Nestle has long maintained it doesn’t denigrate the quality of public water supplies, and though there were plenty of signs that wasn’t the case, the pretense existed.

Now – with Nestle facing zero growth in the bottled water market, the worst economy in decades, and a growing base of anti-bottle activists – their new strategy has become clear: Attack tap water’s quality and purity.

From a recent Advertising Age interview with Nestle CEO Kim Jeffries:

Ad Age: Why shouldn’t everyone just drink tap water if they want a healthful beverage option?

Mr. Jeffery: There’s no one in America that can tell me that what you get out of your tap is the same as what we’re able to deliver in a closed system. [We're] guaranteeing that product, when you open it up, is high quality.

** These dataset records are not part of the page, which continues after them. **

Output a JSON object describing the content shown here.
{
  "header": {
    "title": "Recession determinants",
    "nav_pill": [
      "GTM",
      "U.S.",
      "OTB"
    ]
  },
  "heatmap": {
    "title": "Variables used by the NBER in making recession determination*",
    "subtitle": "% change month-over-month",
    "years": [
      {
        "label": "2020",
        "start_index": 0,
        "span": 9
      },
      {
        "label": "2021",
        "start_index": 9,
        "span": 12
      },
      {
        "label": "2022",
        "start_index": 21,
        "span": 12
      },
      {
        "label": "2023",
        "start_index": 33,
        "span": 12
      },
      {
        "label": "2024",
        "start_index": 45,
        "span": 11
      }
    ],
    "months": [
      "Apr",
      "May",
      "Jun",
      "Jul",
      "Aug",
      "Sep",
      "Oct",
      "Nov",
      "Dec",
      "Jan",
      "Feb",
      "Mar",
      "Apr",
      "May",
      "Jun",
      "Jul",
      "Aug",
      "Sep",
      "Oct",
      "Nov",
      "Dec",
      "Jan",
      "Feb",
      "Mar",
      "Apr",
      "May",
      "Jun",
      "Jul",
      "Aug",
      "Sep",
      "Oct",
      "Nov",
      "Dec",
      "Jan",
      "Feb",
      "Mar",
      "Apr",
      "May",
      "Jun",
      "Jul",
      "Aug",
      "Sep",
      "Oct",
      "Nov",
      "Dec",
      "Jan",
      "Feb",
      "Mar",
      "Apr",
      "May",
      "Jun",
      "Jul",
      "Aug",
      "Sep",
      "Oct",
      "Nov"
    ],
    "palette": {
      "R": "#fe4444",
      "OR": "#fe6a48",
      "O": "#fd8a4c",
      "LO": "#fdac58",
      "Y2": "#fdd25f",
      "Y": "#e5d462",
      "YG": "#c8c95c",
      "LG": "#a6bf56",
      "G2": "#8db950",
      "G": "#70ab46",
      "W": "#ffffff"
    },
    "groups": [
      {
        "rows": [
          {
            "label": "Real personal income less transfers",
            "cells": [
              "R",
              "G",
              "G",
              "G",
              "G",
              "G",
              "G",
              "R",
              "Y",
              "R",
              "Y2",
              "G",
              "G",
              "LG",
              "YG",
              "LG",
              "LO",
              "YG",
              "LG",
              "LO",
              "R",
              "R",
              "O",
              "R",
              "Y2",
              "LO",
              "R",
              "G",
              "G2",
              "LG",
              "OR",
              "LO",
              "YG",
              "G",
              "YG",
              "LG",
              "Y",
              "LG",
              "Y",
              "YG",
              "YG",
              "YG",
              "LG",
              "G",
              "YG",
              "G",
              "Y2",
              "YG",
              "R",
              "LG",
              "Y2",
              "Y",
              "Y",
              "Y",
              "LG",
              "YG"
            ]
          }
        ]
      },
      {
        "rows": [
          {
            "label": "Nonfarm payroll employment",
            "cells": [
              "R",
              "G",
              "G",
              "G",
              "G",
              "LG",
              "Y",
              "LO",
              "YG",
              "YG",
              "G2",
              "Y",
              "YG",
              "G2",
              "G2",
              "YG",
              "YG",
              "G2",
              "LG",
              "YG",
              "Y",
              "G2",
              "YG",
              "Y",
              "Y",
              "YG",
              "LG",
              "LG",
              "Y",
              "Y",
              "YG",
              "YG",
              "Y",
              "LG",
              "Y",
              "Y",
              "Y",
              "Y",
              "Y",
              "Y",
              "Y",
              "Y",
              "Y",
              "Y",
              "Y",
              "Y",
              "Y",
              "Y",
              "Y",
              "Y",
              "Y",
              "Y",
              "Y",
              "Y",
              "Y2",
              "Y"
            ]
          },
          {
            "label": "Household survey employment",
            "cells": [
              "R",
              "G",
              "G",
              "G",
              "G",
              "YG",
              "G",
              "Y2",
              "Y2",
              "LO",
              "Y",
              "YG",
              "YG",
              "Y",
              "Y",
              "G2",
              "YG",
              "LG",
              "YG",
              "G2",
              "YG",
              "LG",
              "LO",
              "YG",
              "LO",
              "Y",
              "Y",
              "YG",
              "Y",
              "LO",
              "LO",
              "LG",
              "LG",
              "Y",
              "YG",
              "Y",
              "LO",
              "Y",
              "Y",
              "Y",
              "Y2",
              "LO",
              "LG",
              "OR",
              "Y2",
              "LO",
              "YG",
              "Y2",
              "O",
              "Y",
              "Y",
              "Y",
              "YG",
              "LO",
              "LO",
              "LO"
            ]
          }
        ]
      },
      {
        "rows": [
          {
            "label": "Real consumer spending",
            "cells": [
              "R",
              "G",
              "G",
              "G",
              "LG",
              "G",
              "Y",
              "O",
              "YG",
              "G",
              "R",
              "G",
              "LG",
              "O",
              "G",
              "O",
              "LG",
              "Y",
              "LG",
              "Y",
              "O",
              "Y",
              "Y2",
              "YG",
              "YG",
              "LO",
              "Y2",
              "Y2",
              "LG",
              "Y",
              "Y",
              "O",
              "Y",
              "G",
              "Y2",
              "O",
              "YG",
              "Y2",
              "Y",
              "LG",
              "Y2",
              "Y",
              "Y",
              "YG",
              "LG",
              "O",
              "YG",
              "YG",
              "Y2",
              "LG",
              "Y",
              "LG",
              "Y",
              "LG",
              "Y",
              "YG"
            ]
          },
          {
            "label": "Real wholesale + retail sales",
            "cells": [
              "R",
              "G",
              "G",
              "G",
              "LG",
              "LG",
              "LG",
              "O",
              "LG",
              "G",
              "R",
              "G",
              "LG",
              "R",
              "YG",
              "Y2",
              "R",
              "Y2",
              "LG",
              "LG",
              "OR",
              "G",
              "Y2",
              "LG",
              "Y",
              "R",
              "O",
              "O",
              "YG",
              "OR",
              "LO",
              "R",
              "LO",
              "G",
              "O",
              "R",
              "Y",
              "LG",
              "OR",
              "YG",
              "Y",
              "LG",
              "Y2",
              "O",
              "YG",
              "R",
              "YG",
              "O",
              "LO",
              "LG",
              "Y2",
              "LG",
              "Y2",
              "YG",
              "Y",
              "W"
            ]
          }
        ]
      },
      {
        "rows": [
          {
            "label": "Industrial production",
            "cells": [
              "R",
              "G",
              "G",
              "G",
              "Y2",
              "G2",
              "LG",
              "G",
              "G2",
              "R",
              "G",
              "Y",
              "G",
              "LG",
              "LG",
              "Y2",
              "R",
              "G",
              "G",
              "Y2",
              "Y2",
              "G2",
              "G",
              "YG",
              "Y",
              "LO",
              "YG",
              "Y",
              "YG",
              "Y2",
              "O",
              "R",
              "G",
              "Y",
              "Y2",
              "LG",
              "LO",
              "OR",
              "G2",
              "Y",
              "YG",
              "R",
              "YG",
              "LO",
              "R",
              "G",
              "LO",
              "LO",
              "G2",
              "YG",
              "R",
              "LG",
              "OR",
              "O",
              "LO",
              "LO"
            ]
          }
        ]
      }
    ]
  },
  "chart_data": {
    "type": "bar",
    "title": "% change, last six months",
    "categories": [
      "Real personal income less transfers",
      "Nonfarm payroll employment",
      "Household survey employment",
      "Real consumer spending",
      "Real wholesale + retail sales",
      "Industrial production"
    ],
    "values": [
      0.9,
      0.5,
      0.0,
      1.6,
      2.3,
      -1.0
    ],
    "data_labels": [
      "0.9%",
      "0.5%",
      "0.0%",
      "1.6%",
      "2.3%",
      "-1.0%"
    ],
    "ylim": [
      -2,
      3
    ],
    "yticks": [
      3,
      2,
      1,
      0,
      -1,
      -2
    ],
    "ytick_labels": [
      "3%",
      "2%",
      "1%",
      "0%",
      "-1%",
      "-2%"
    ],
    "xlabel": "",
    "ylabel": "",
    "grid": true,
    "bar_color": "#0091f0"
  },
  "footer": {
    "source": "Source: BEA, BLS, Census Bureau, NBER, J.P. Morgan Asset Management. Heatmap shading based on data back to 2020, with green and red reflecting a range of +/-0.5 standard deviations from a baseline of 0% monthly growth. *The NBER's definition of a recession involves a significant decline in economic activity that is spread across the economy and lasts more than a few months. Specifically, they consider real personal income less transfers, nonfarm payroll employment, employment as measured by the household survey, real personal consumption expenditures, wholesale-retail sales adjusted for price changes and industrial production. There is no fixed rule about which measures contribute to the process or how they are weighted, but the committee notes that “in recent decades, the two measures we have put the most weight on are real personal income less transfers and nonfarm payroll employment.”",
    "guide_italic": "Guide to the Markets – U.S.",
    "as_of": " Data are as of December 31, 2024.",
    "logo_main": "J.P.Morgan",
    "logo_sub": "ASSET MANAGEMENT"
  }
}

You can’t make that guarantee for tap water that’s coming through an infrastructure that’s as much as 100 years old.

… We represent the only alternative when tap water goes down in America, and it goes down a lot.

Uhh, tap water “goes down a lot?”

Really? It does?

I credit Mr. Jeffries for offering me the perfect kick-off post in what will become a series on Nestle’s new push to reclaim its lucrative bottled water markets.

The world’s largest food & beverage multinational is not about to cede a profitable market to a bunch of stainless-steel-bottle-waving activists, and I predicted long ago that when they finally did rear up on their hind legs, the results wouldn’t be pretty.

So far, they haven’t been. And we’re just getting started.